The official further emphasized that the current foreign exchange reserves are deemed adequate as they can cover approximately 4.4 months’ worth of imports which meets the country’s benchmark requirement of having at least four months of import coverage.


“The central bank is aware of the decrease in the supply of dollars and is taking measures to address and mitigate the situation. There is no need to panic as we have not reached the level of calling it a crisis,” Dr Misango said during a meeting with local journalists at BoT headquarters.


The decline in foreign exchange reserves can be attributed to global factors which include:

  • The effects of the Covid-19 pandemic
  • The ongoing conflict between Russia and Ukraine
  • The decision of the US Federal Reserve to raise interest rates, and
  • The impacts of climate change

Dr. Misango explained that the global challenges mentioned earlier, such as supply chain disruptions, have resulted in increased commodity prices in the international market. As a consequence, a larger amount of dollars is required to import the same quantity of goods compared to previous circumstances.

The value of imports increased from $10 billion in 2021 to $14.2 billion in 2022, while that of exports increased from $6.7 billion to $7.2 billion during the same period.


“Available foreign exchange reserves are being utilised carefully to stabilise liquidity,” Dr Misango said, adding that the central bank is selling at least $2 million to commercial banks daily as part of measures to regulate the supply of the greenback.


Dr. Misango stated that typically, the central bank engages in the purchase of dollars. However, in recent months, the central bank has resorted to selling dollars in order to enhance liquidity in the market.

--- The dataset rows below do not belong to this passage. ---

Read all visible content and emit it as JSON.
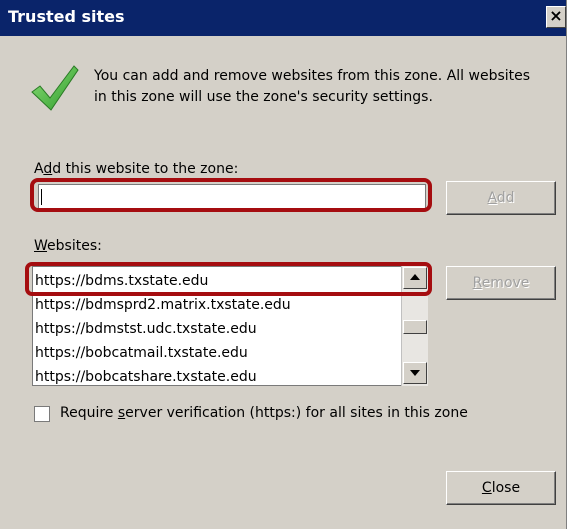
{
  "dialog": {
    "title": "Trusted sites",
    "close_glyph": "×",
    "check_icon": "green-checkmark-icon",
    "info_line1": "You can add and remove websites from this zone. All websites",
    "info_line2": "in this zone will use the zone's security settings.",
    "add_label_pre": "A",
    "add_label_ul": "d",
    "add_label_post": "d this website to the zone:",
    "add_input_value": "",
    "add_button_ul": "A",
    "add_button_post": "dd",
    "websites_label_ul": "W",
    "websites_label_post": "ebsites:",
    "websites": [
      "https://bdms.txstate.edu",
      "https://bdmsprd2.matrix.txstate.edu",
      "https://bdmstst.udc.txstate.edu",
      "https://bobcatmail.txstate.edu",
      "https://bobcatshare.txstate.edu"
    ],
    "remove_button_ul": "R",
    "remove_button_post": "emove",
    "require_pre": "Require ",
    "require_ul": "s",
    "require_post": "erver verification (https:) for all sites in this zone",
    "require_checked": false,
    "close_button_ul": "C",
    "close_button_post": "lose",
    "highlight_color": "#a50d10",
    "titlebar_color": "#0a246a"
  }
}
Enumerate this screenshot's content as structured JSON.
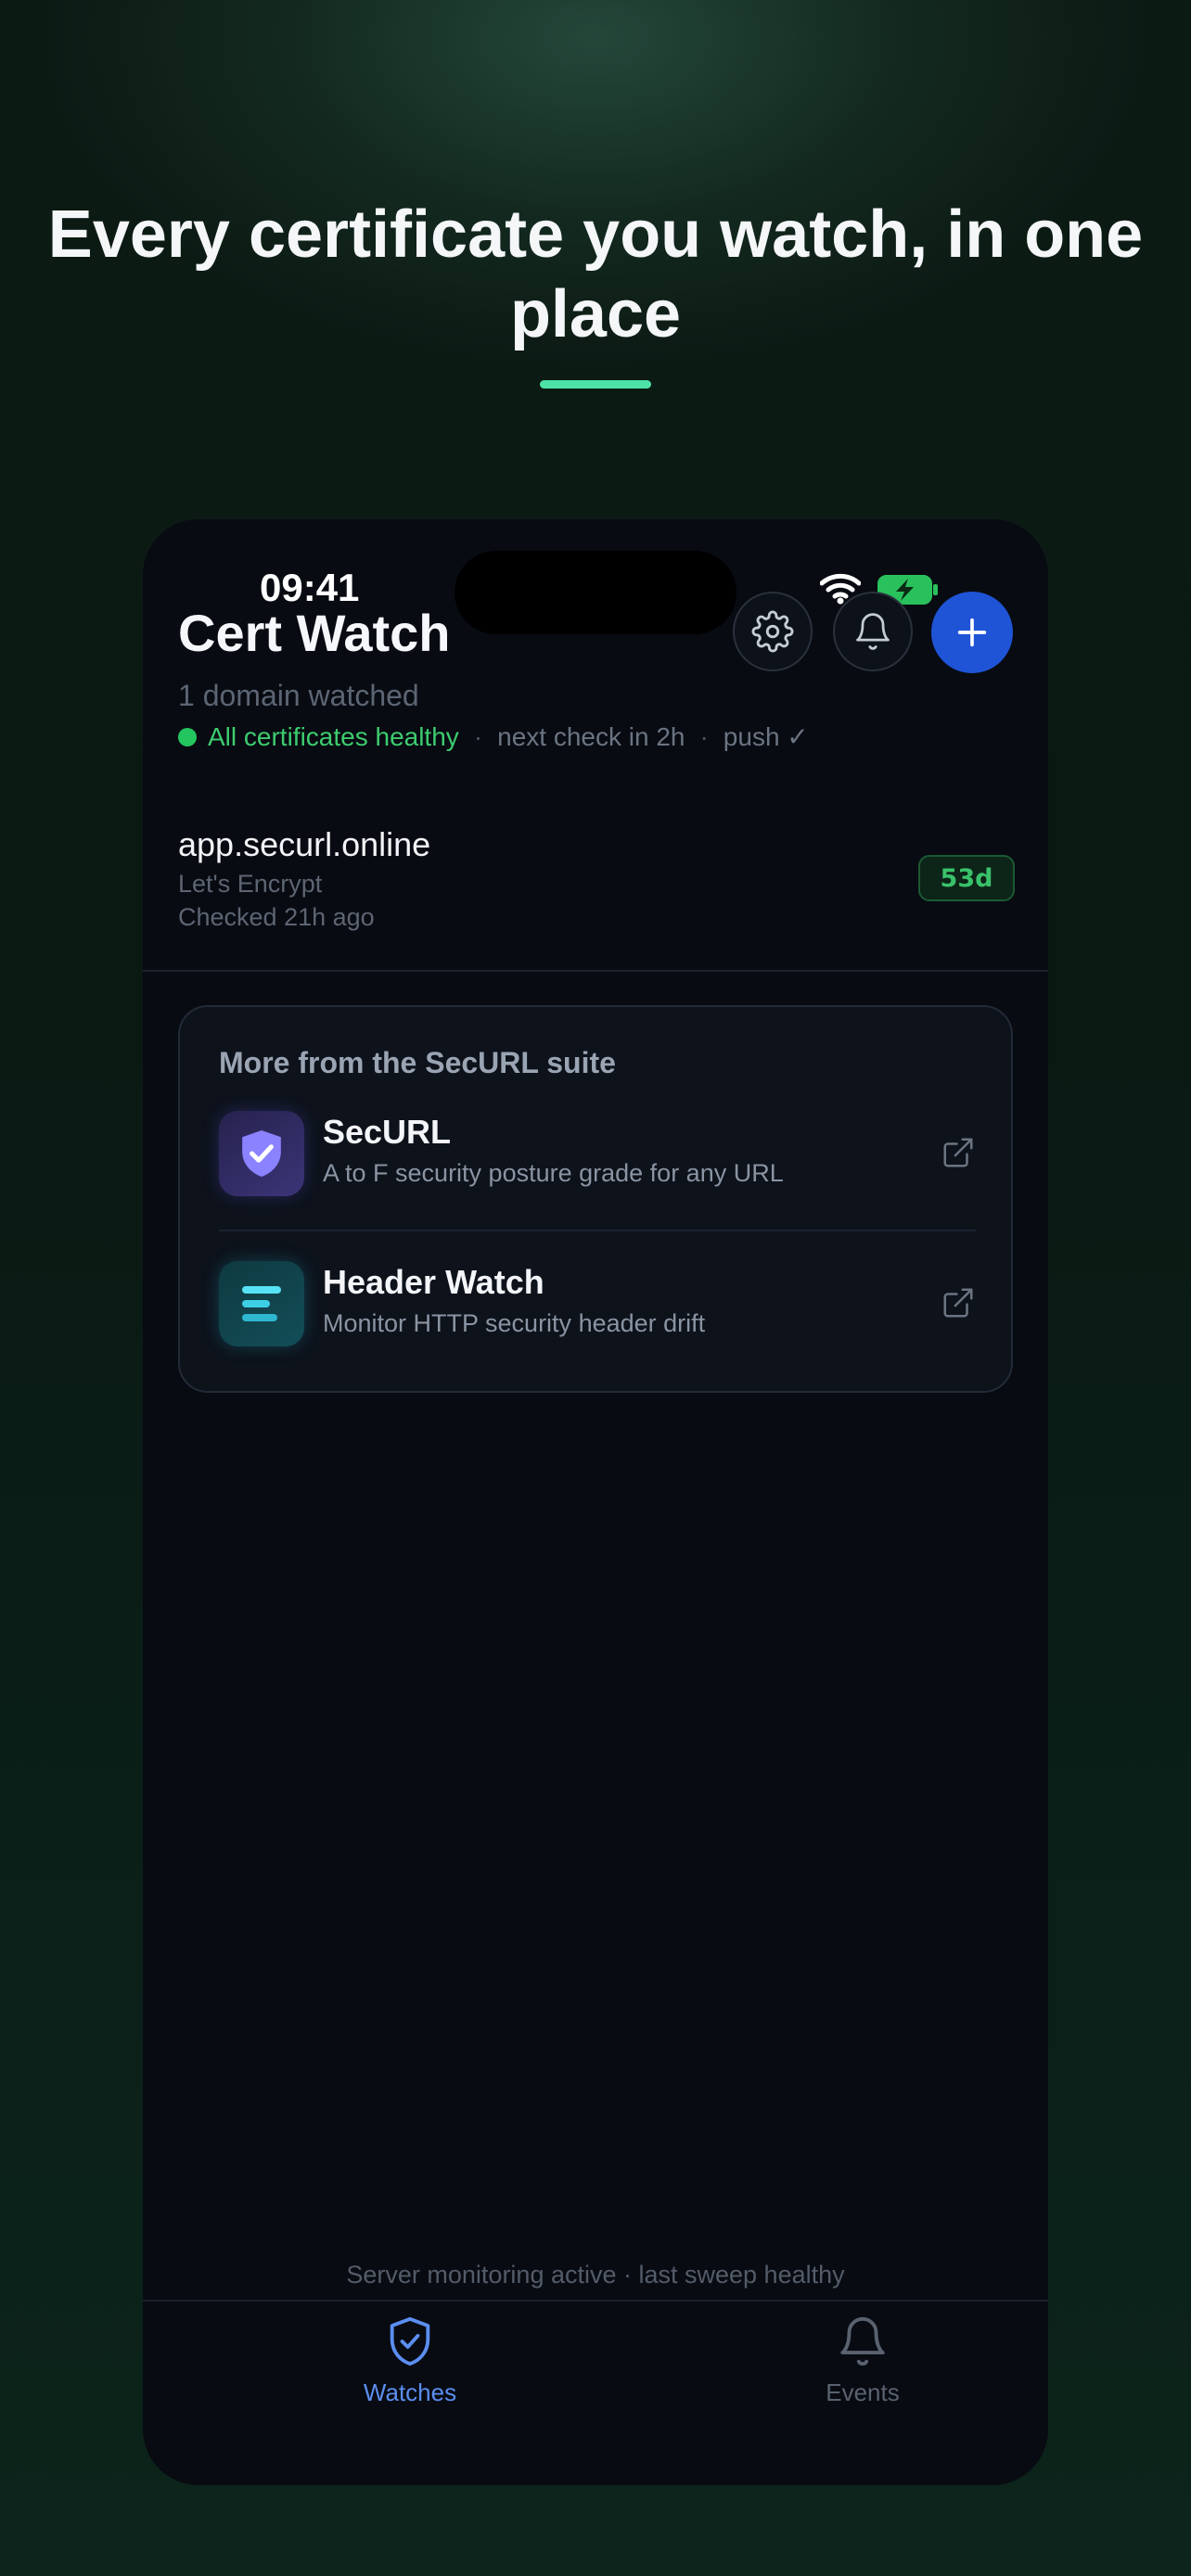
{
  "headline": "Every certificate you watch, in one place",
  "status_bar": {
    "time": "09:41"
  },
  "app": {
    "title": "Cert Watch",
    "subtitle": "1 domain watched",
    "status_ok": "All certificates healthy",
    "next_check": "next check in 2h",
    "push": "push ✓",
    "separator": "·"
  },
  "domains": [
    {
      "name": "app.securl.online",
      "issuer": "Let's Encrypt",
      "checked": "Checked 21h ago",
      "days_left": "53d"
    }
  ],
  "suite": {
    "title": "More from the SecURL suite",
    "items": [
      {
        "name": "SecURL",
        "description": "A to F security posture grade for any URL",
        "icon": "shield-check-icon"
      },
      {
        "name": "Header Watch",
        "description": "Monitor HTTP security header drift",
        "icon": "header-lines-icon"
      }
    ]
  },
  "footer_note": "Server monitoring active · last sweep healthy",
  "tabs": [
    {
      "label": "Watches",
      "icon": "shield-check-icon",
      "active": true
    },
    {
      "label": "Events",
      "icon": "bell-icon",
      "active": false
    }
  ],
  "colors": {
    "accent": "#1f54d6",
    "healthy": "#22c55e",
    "headline_underline": "#4ee3a6",
    "tab_active": "#5b8ef0"
  }
}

From January 2022 to May 2023, the central bank has sold a total of $376 million through the Inter-Bank Foreign Exchange Market (IFEM).

According to the official, the decrease in dollar supply in Tanzania is relatively smaller compared to what other countries are currently facing. Despite the challenges, he expressed optimism that the situation will normalize in the near future. The hope is that the dollar supply will improve, alleviating the current constraints being experienced.

Dollar availability is expected to increase from July to September 2023 which is the peak tourist season and the time when cash crops are harvested with the availability of foreign exchange expected to improve in the next few months.


“Prices of some imports, especially oil, are now going down and therefore easing the pressure on foreign exchange reserves. We expect foreign exchange reserves to start rising soon.”


The central bank has recently issued new directives aimed at increasing the availability of the dollar. One of the directives stipulates that all foreign exchange transactions in the retail market exceeding $1 million should be traded at the prevailing quoted prices in the inter-bank foreign exchange market. Previously, this limit was set at $250,000.